Balancing chemical equations is a crucial skill in chemistry. It ensures that the same number of each type of atom appears on both sides of the equation. This aligns with the law of conservation of mass, which states that matter cannot be created or destroyed.
To balance an equation, follow these simple steps:

• List all atoms participating in the reaction for both reactants and products.
• Adjust coefficients (numbers before compounds) to achieve the same number of each atom type on both sides.
• Check that the coefficients allow for the smallest whole numbers possible.

In our example, the initial equation for reaction (a) involving phosphoric acid and potassium hydroxide starts unbalanced. By placing the coefficient 3 in front of potassium hydroxide and water, balance is achieved. The same procedure applied to reaction (b) ensures mass conservation.

Phosphoric acid, represented chemically as \(\mathrm{H}_3\mathrm{PO}_4\), is a triprotic acid. This means it can donate three hydrogen ions \(\mathrm{H}^+\). It reacts with bases to form salts and water, a classic example of an acid-base reaction.
In the reaction with potassium hydroxide (\(\mathrm{KOH}\)), each \(\mathrm{H}_3\mathrm{PO}_4\) molecule combines with three \(\mathrm{OH}^-\) ions to create water and the salt potassium phosphate (\(\mathrm{K}_3\mathrm{PO}_4\)). The balanced chemical equation for this reaction is:

• \(\mathrm{H}_{3} \mathrm{PO}_{4} + 3 \mathrm{KOH} \rightarrow \mathrm{K}_3\mathrm{PO}_4 + 3 \mathrm{H}_2\mathrm{O}\)

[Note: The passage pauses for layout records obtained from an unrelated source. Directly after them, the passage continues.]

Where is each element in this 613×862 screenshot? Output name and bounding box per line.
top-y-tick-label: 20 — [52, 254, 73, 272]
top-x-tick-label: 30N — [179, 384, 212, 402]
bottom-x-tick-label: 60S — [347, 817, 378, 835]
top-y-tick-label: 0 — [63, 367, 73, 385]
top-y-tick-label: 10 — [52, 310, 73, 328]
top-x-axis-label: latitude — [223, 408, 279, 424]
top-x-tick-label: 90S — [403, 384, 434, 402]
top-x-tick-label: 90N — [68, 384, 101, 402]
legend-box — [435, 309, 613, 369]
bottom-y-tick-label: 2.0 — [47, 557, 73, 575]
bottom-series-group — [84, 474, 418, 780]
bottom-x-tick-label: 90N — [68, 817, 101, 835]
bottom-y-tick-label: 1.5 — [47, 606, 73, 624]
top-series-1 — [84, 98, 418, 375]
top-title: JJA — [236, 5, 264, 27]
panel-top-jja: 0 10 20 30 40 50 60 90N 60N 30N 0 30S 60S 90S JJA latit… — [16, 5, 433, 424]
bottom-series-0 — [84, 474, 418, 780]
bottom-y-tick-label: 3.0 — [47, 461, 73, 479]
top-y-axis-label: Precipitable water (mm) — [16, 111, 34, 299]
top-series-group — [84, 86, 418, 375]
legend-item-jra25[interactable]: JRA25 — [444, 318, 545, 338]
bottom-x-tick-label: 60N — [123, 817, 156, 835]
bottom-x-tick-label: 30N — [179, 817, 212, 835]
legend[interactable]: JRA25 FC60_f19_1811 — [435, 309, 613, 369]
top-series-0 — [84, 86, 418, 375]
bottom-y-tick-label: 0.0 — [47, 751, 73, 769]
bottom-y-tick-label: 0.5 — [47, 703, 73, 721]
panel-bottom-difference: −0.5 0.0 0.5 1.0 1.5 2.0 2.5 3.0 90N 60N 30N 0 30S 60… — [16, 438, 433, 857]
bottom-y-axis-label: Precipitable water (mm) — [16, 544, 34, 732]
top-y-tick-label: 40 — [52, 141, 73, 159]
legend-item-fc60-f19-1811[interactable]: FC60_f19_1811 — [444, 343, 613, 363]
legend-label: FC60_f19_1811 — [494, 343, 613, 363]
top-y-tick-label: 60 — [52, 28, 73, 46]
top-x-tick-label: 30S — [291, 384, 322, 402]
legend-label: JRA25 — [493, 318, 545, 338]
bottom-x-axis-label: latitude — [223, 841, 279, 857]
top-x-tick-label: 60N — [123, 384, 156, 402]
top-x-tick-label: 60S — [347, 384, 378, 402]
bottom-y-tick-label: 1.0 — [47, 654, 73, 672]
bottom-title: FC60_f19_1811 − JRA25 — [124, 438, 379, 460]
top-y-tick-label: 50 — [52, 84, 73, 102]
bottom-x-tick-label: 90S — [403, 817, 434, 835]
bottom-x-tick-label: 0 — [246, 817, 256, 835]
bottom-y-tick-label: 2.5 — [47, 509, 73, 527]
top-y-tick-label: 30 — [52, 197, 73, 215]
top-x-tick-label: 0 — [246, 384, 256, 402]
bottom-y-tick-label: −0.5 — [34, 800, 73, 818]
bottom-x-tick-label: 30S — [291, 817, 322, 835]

Such reactions show how phosphoric acid's multiple hydrogen ions can impact the stoichiometry of balancing.

Oxalic acid, \(\mathrm{H}_2\mathrm{C}_2\mathrm{O}_4\), is a diprotic acid—meaning it can donate two hydrogen ions \(\mathrm{H}^+\). It often participates in reactions where a salt is formed alongside water.
When oxalic acid reacts with calcium hydroxide (\(\mathrm{Ca(OH)}_2\)), the products are calcium oxalate (\(\mathrm{CaC}_2\mathrm{O}_4\)) and water. In such acid-base reactions, the hydrogen ions from oxalic acid combine with the hydroxide ions from calcium hydroxide to form water. The balanced equation is:

• \(\mathrm{H}_2\mathrm{C}_2\mathrm{O}_4 + \mathrm{Ca(OH)}_2 \rightarrow \mathrm{CaC}_2\mathrm{O}_4 + 2 \mathrm{H}_2\mathrm{O}\)

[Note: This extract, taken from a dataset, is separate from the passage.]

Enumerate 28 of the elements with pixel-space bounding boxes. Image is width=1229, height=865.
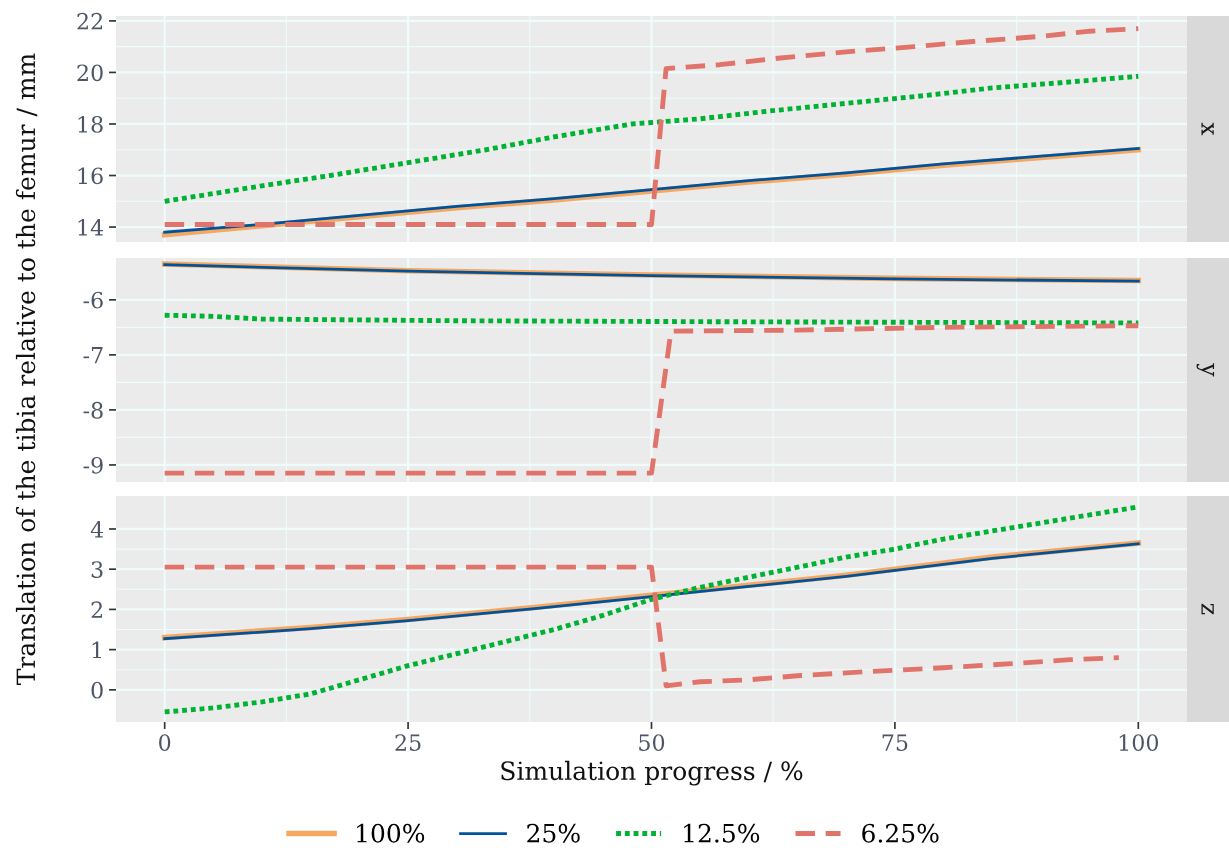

Oxalic acid is not only relevant in chemistry; it's also present in various plant foods, giving a slightly sour taste.

Calcium hydroxide, \(\mathrm{Ca(OH)}_2\), is a strong base. Known as slaked lime, it's used in a variety of applications from construction to water treatment. In chemistry, it readily reacts with acids to produce salts.
In our reaction involving oxalic acid, calcium hydroxide dissociates into \(\mathrm{Ca}^{2+}\) and \(\mathrm{OH}^-\) ions in an aqueous solution. These ions interact with the acidic hydrogen ions \(\mathrm{H}^+\) from oxalic acid, leading to the creation of water and calcium oxalate:

• \(\mathrm{H}_2\mathrm{C}_2\mathrm{O}_4 + \mathrm{Ca(OH)}_2 \rightarrow \mathrm{CaC}_2\mathrm{O}_4 + 2 \mathrm{H}_2\mathrm{O}\)

Calcium hydroxide's strong basicity makes it a key player in neutralizing acidic conditions in both laboratory and practical applications.